Beberapa detik keadaan berlangsung hening, lalu (namakamu)
menjatuhkan kepalanya ke dada Iqbaal. Dia rasa ada sebaiknya dia untuk
bertingkah sedikit takut agar keadaan menegangkan yang di buat-buat ini segera
berakhir di antara mereka. (Namakamu) tidak suka situasi seperti ini.
”Kamu nggak masalah kan sama sikap aku yang peduli sama
Thania?” Tiba-tiba (namakamu) mendengar suara pelan Iqbaal mengisi telinganya.
(Namakamu) menggeleng. ”Kamu nggak cemburu?” Iqbaal melanjutkan pertanyaannya.
Dan (namakamu) memberikan jawaban dengan menggeleng lagi. ”Masa sih?” Dan untuk
kesekian kalinya (namakamu) menggeleng. ”Berarti kamu nggak cinta sama aku?
Kebanyakan cewek itu selalu cemburu kalau cowoknya deket atau ngasih perhatian
lebih sama cewek lain.” Dan tiba-tiba saja suara Iqbaal berubah ketus.
”Kok marah?” (namakamu) mengangkat wajahnya.

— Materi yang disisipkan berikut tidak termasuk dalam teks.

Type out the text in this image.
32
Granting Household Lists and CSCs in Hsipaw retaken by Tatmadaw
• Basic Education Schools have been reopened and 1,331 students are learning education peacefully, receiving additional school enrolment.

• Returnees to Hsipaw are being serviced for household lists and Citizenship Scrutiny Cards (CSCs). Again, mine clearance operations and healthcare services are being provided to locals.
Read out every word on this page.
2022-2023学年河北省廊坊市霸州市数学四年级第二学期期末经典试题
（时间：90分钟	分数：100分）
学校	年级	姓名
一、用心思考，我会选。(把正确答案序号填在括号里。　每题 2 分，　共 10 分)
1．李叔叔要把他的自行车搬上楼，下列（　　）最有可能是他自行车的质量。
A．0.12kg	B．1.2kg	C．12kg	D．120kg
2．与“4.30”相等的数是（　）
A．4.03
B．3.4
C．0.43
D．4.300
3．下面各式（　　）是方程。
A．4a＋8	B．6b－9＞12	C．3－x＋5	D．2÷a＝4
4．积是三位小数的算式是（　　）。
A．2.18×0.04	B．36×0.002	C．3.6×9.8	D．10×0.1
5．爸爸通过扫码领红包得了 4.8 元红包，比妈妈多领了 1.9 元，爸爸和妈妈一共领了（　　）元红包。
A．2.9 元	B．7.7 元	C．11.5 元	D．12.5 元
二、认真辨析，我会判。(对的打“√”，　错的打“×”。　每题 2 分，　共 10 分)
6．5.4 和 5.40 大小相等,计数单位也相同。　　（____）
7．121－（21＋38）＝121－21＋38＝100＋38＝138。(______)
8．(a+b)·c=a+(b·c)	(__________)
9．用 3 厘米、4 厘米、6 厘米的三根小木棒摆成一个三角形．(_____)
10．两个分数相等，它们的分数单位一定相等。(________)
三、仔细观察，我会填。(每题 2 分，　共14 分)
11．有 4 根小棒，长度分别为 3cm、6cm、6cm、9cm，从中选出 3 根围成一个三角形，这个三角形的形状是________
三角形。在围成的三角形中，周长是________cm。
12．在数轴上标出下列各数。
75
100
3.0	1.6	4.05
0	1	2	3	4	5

Sepasang manik
matanya menatap bingung ke arah Iqbaal yang kini tengah murung menatapnya.
”Aku nggak marah, cuma yah, gitu..”
”Apa sih, nggak jelas banget.”
”Kamu sebenernya sayang nggak sih sama aku?” Iqbaal
mengulang pertanyaannya dengan mimik wajah seperti anak kecil yang sedang
merajuk.
”Nggak.”
Iqbaal tercengang. ”Kok?”
”Suatu saat nanti pasti bakalan ada orang yang lebih sayang
sama kamu.” Ucap (namakamu) lemah, dia menggeser badannya untuk menghindari
tatapan pilu Iqbaal.
Dengan susah payah Iqbaal membalik badan (namakamu) agar
mengarah padanya. Apa yang terjadi dengan (namakamu) sih?
”Si-siapa?” Tanya Iqbaal gugup, karena tak berhasil memutar
badan (namakamu), akhirnya Iqbaal memutuskan untuk bergerak sendiri. Sekarang
dia tengah berdiri di hadapan (namakamu) sambil membungkuk, wajahnya dia
condongkan ke wajah (namakamu) yang di tutup dengan telapak tangan. Menyebalkan.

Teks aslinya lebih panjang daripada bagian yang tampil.